You create business terms to standardize definitions of business concepts so that your data is described in a uniform and easily understood way across your enterprise. Business terms can describe the contents of the data, the sensitivity of the data, or other aspects of the data, such as the subject or purpose of the data. You can assign one or more business terms to individual columns in relational data sets, to other governance artifacts, or to data assets.
You can use business terms for these goals:
- Show that columns with different column names have the same type of data.
- Translate from technical or obscure column names to terminology that makes sense and has an accessible definition.
- Link assets that have similar data.
- Link policies and rules that affect similar data.
- Simplify writing data policy rules by using one term instead of multiple different column names.

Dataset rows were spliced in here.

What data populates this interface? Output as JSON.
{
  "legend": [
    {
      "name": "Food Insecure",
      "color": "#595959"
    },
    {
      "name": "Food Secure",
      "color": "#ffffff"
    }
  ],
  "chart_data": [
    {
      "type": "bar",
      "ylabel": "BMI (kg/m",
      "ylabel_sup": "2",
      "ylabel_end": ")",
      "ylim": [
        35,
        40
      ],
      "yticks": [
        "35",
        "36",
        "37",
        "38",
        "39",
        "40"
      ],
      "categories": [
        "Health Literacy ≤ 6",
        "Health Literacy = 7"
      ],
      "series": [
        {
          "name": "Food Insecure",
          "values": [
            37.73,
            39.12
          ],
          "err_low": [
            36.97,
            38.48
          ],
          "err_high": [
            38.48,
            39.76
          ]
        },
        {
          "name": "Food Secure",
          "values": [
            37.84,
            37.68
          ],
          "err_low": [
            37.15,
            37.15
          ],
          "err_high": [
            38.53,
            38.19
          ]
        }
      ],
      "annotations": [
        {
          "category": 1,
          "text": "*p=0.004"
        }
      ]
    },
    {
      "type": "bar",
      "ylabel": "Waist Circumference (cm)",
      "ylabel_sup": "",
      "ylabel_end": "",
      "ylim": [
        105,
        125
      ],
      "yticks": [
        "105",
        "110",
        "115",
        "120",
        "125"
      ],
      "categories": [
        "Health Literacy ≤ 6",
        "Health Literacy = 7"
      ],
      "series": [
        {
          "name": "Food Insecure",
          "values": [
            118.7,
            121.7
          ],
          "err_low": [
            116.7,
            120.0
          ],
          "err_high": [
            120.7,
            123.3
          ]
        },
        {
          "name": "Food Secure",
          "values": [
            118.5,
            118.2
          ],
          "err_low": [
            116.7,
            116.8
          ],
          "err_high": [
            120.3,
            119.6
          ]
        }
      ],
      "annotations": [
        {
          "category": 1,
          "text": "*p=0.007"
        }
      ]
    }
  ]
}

For example, suppose your company has data that includes personal identification numbers from people in many different countries. The columns that contain personal identification numbers are named with abbreviations of the country-specific terms, for example: “SSN” for US Social Security Numbers, “SIN” for Canadian Social Insurance Numbers, “UID” for Indian Unique Identification Numbers, and so on. If you create a business term named “Personal identification number” and assign it to all the columns that contain personal identification numbers, knowledge workers then understand that the “SSN”, “SIN”, and “UID” columns contain the same type of information and what that information means. You can view the term’s Related content page to see all the data assets that contain personal identification numbers and all the policies and rules that control personal identification numbers. You can create a policy with a rule that masks the values in all columns assigned the “Personal identification number” term.
Not only the status of a term determines whether the term is in use, such as published, but you can also set effective start and end dates to specify when a term is in use.
You must have the Admin role for the Watson Knowledge Catalog service to create terms. Other users can only view terms.
Some Watson Knowledge Catalog plans have limits on the number of terms you can create.